Archive for February, 2010

Japanese Input on Android Phones

Monday, February 15th, 2010

With the release of the first Google Android phones in Japan from NTT Docomo, there are finally phones with Google’s native Japanese keyboard input. The keyboard has been in the SDK, but it has not appeared on any handsets in the U.S. yet. I have not been able to find any information about when non-Japanese Android phones will be able to use the Japanese keyboard input.

Until there is a native Japanese keyboard input, the only usable option is the Simeji Japanese keyboard input. Simeji is a Japanese input app that lets you switch input modes on the fly between English and Japanese. It includes multiple Japanese input modes, including the standard keitai-style mode. Under the phone settings you can configure the keyboard to your preferences. I prefer the vibrate on touch option to keep the Japanese input mode feel similar to the default English keyboard on the HTC Hero.

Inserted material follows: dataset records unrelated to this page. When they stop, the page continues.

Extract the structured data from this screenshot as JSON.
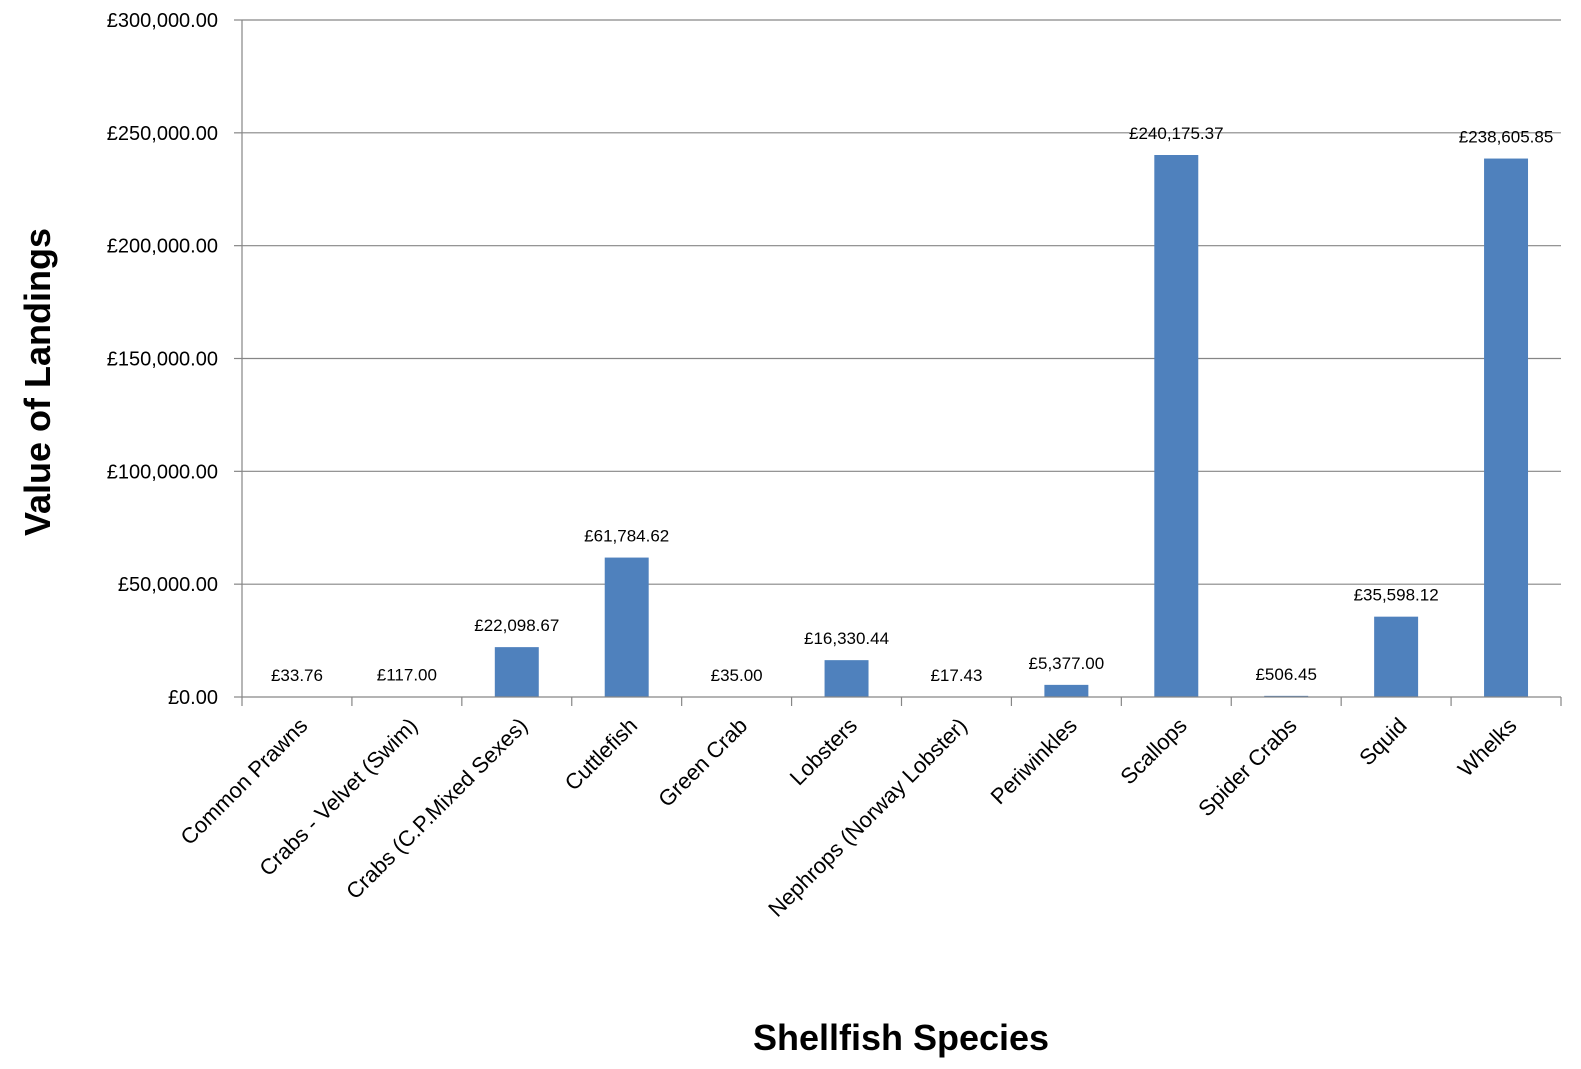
{
  "chart_data": {
    "type": "bar",
    "title": "",
    "xlabel": "Shellfish Species",
    "ylabel": "Value of Landings",
    "ylim": [
      0,
      300000
    ],
    "yticks": [
      "£0.00",
      "£50,000.00",
      "£100,000.00",
      "£150,000.00",
      "£200,000.00",
      "£250,000.00",
      "£300,000.00"
    ],
    "ytick_values": [
      0,
      50000,
      100000,
      150000,
      200000,
      250000,
      300000
    ],
    "grid": true,
    "bar_color": "#4f81bd",
    "categories": [
      "Common Prawns",
      "Crabs - Velvet (Swim)",
      "Crabs (C.P.Mixed Sexes)",
      "Cuttlefish",
      "Green Crab",
      "Lobsters",
      "Nephrops (Norway Lobster)",
      "Periwinkles",
      "Scallops",
      "Spider Crabs",
      "Squid",
      "Whelks"
    ],
    "values": [
      33.76,
      117.0,
      22098.67,
      61784.62,
      35.0,
      16330.44,
      17.43,
      5377.0,
      240175.37,
      506.45,
      35598.12,
      238605.85
    ],
    "data_labels": [
      "£33.76",
      "£117.00",
      "£22,098.67",
      "£61,784.62",
      "£35.00",
      "£16,330.44",
      "£17.43",
      "£5,377.00",
      "£240,175.37",
      "£506.45",
      "£35,598.12",
      "£238,605.85"
    ]
  }
}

The biggest drawback to Simeji is that it is an app. Since it is not a native part of the OS, it takes time to load every time you toggle the keyboard. There is also some lag when typing at times. It is always running in the background ready to be toggled to, but it never feels like it is a natural part of the phone’s OS.

Another drawback to using Japanese input on Android is that it does not work with text messages. You can input Japanese and sent text messages; you just can’t read any messages you receive. I don’t know if this is a problem with Sprint’s network or American text messages in general, but it is a problem. I can understand an older phone having problems receiving Japanese text messages. But from Android to Android I expect better. Between Android phones you can always use Google Talk, but there is no guarantee that the person you are messaging has notifications turned on for Talk, whereas with text messages that is almost guaranteed.

Simeji works—for the most part—and has lots of configuration options. It is great that someone has created this app because there is a need for it. But the native Android Japanese input keyboard should be made available to all Android phones. The iPhone gets this right; Google should too.